I shrugged. “BIG doesn’t like being disturbed. Rider’s one nasty stallion, but he still runs on BIG’s time. So if he’s doing something, Rider has to wait.”

She cocks an eyebrow at me, and says “BIG? That’s the priest’s name?”

“It sure is, and don’t call him anything else unless you’re looking to lose a tongue.”

She flinches back as if just saying it will make it a reality. For the first time since I’ve seen her, she seems frightened. “Does he do that? Really?”

I try my best to smile, but I’m afraid it comes off forced. “Only if you anger him, so just follow his orders and you’ll have nothing to worry about. You and your friend there.”

For the first time in the conversation, we both turned to look at the colt against the wall. He didn’t seem to be paying much attention to anything; he had his eyes gazing absently at the scrubbed hardwood floors and hoof tapping against the wallpaper.

“I don’t know him. They picked him up after me.”

“Nonetheless, you should treat him like family. You’re both in this together, so you have to learn to count on each other and everypony else. You understand.”

Before she was able to nod out an answer, Rider's hooves strike against the stairs once again, this time accompanied by another, more hollow sound that sounded like a fist striking a dead tree.

The filly jumped and looked at me pleadingly. “Will they brand me?”

I suck in a hard breath. Not this question. Anything but that damn question. My underbelly starts to ache as I process the question over and over.

The steps are louder now, sharp and crackling like a whip. She’s staring at me. She needs an answer.

“Yes,” I blurt out. Her face flushes a pale white, and before I can elaborate and ease her worries and tell her it’ll only hurt for a moment if she just stays strong, BIG enters the room with an excited grin.

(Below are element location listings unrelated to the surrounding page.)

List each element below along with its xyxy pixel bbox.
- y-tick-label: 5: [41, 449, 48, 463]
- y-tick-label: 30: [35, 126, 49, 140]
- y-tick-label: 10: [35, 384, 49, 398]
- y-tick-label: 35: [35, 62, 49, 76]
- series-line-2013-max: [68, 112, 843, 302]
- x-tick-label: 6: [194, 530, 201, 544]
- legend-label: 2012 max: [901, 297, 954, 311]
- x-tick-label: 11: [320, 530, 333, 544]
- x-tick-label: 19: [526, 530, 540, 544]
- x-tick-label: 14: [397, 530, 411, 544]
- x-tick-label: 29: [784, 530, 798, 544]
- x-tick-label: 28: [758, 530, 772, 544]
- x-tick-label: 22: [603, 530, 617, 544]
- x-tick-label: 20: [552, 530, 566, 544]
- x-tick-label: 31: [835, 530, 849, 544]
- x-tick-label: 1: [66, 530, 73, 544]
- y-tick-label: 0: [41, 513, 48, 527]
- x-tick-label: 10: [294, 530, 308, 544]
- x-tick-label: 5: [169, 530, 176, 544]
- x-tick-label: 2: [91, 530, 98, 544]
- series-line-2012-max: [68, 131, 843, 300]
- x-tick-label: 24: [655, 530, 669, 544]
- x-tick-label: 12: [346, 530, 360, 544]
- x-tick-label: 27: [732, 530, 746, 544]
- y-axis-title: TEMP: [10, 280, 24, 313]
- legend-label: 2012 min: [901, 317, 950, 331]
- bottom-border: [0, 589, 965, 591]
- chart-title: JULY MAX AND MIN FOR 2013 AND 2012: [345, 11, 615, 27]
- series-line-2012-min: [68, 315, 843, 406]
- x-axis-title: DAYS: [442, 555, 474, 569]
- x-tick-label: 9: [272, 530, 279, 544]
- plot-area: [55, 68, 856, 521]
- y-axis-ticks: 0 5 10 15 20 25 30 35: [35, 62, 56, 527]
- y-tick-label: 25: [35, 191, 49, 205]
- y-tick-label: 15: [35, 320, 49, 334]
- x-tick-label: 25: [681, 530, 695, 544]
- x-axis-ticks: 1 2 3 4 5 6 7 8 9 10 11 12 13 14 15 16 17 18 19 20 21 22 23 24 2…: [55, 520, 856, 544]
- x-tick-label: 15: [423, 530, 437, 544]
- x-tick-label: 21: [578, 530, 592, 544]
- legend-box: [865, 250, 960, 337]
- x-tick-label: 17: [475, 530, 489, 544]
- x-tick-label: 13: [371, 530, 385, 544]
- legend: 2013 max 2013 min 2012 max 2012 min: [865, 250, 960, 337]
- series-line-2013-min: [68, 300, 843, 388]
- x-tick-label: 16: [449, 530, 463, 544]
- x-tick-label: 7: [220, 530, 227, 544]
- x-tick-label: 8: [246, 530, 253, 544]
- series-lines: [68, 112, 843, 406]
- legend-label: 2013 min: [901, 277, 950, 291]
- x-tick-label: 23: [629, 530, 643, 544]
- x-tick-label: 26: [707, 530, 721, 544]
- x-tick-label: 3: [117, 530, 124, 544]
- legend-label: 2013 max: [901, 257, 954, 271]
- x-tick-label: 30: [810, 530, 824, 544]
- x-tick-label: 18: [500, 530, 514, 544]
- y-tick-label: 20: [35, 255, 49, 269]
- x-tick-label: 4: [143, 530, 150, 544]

“Well, well, well mares. What have y’all been talking about.”

“Nothing BIG, sir, “ I say obediently, like a good worker. Like I just didn’t leave a filly afraid of the bad, oblivious to the better. I start shifting carping the table, moving the glasses a little to the right, a little to the left.

I see his eyes bearing down on me, and when they leave I feel no relief.

“Come on new blood, we’ll discuss business outside.”

I hear him walking away, and I sneak a look at the children. The filly doesn’t look back, and the colt looks like he wants to disappear forever. I feel like I failed somehow, and my own private candle starts to die.

Down the hall, with one final taunt, BIG calls out, “Thanks for the help, Red!”